Sergeyev translates.
‘Soon after he was placed in the care of the monastery, the boy converted to Christianity. Maybe the monks forced him, maybe not. The abbot doesn’t know. This was before his time. In any case, as a young man, Magommed Danilovsky trained here.’
‘As what?’
‘As a priest. He had a reputation for curing the sick.’
‘Osobyy,’ I say to Sergeyev. ‘What does it mean?’
He thinks for a moment. ‘Special, I guess.’
‘So, he trained as a priest and a doctor?’
The abbot shakes his head.
‘Nye doktor. Inzheneer.’
As we’re heading back across the moat, Sergeyev’s cell goes. He stops, listens, puts it back in his pocket. His men are waiting for us in the cars. As a precaution, the abbot is coming with us.
‘Moscow,’ he says. ‘They think they’re onto something. A pattern in the traffic between the Ilitch Foundation and the Orthodox compound in Jerusalem.’
‘What kind of a pattern?’
‘Around six months ago, for three weeks, blocks of text were transmitted from a single desktop to an office used by the foundation to coordinate its restoration works. It’s impossible for us to decrypt it without a key, but all the blocks begin with a G and comprise letters and numbers that never exceed 256 characters. This pattern is characteristic of digital data converted into a 3D model and consistent with programming language that’s used only in computer-aided design.’
‘What does it mean?’
Sergeyev shakes his head. ‘This I don’t know.’

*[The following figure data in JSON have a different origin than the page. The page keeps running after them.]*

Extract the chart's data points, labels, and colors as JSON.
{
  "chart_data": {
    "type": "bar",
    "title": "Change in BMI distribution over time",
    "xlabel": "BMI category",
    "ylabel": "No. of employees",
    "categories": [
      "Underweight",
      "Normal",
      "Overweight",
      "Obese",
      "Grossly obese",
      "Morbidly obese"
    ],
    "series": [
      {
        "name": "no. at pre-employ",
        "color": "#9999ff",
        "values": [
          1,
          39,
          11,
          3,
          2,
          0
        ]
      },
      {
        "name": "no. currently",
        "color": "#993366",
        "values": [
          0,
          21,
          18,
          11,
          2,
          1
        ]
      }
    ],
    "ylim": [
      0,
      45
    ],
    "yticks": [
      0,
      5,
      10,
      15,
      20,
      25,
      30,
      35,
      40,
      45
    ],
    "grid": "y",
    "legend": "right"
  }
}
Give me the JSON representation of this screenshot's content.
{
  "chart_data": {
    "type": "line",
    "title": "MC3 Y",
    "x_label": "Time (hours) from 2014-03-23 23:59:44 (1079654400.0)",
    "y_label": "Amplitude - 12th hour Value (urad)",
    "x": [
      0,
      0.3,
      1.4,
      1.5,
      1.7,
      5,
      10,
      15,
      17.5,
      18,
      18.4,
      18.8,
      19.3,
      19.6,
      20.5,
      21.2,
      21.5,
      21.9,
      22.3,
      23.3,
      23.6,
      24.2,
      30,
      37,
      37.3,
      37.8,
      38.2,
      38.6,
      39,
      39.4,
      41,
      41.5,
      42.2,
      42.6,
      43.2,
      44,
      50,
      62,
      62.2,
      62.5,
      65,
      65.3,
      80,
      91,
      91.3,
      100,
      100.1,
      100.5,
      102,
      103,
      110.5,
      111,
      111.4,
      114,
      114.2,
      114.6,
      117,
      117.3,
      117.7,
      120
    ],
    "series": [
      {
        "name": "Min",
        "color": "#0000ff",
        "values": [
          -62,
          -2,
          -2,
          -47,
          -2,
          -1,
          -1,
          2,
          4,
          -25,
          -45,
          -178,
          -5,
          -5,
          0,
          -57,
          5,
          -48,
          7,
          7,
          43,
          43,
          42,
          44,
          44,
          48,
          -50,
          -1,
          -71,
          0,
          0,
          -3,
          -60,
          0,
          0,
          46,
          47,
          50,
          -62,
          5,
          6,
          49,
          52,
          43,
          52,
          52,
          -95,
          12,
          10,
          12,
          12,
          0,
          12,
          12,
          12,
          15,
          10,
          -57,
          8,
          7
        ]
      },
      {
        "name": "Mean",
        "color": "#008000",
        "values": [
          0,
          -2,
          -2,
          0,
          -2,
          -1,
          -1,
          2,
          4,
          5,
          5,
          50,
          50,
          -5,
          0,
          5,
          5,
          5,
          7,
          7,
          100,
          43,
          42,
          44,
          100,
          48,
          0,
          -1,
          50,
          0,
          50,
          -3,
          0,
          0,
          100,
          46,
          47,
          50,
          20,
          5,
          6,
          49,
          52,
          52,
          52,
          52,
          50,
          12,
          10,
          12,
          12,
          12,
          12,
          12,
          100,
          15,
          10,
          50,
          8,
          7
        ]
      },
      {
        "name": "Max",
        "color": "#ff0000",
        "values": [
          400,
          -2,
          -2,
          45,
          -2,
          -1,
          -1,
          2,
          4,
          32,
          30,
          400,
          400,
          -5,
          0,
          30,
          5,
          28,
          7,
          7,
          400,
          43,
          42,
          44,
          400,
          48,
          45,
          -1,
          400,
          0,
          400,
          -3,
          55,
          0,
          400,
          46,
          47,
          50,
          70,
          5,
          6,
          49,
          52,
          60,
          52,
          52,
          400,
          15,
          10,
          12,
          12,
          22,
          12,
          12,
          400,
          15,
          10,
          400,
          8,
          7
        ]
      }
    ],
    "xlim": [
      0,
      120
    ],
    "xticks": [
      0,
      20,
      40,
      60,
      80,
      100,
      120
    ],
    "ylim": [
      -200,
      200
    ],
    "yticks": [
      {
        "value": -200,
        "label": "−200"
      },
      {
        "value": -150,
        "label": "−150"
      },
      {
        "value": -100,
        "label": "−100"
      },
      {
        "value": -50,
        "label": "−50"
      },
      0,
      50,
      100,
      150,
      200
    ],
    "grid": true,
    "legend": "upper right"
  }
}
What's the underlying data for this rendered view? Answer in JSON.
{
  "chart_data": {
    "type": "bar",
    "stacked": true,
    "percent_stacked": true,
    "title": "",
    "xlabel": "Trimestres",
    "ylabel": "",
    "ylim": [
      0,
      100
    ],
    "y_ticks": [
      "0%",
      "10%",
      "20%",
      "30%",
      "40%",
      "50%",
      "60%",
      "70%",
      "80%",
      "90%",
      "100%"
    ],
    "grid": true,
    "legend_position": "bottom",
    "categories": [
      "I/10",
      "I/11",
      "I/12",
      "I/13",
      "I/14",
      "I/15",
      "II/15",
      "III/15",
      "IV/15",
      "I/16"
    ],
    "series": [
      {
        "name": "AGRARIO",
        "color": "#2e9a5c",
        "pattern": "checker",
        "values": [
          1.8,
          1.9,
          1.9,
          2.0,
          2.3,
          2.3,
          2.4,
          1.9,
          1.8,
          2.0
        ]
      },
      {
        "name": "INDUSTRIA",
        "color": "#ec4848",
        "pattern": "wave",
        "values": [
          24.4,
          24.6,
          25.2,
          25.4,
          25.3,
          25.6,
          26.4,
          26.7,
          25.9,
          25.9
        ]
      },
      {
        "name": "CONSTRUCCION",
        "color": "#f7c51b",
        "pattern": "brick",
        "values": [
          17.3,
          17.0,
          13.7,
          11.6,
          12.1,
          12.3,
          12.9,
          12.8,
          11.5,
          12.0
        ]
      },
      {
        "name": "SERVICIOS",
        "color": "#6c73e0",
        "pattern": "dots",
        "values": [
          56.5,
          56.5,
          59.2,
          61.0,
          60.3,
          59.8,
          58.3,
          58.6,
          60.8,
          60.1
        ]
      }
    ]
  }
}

As I follow him to the cars, I remember Yuri at the Cathedral of the Holy Trinity. He invited me to study the fiberglass mold in the ceiling, high above the altar. The angel’s head.
Everybody has agreed that it’s impossible to smuggle a piece of kit as sophisticated as a nuclear trigger into Jerusalem, because the Needle Eye system will pick it up miles before it gets to the city.
But an intuitive doesn’t need explosives. He needs a small, perfectly built sphere he can rapidly collapse – a ballotechnic – which delivers enough heat and pressure to kickstart a tritium and deuterium chain reaction.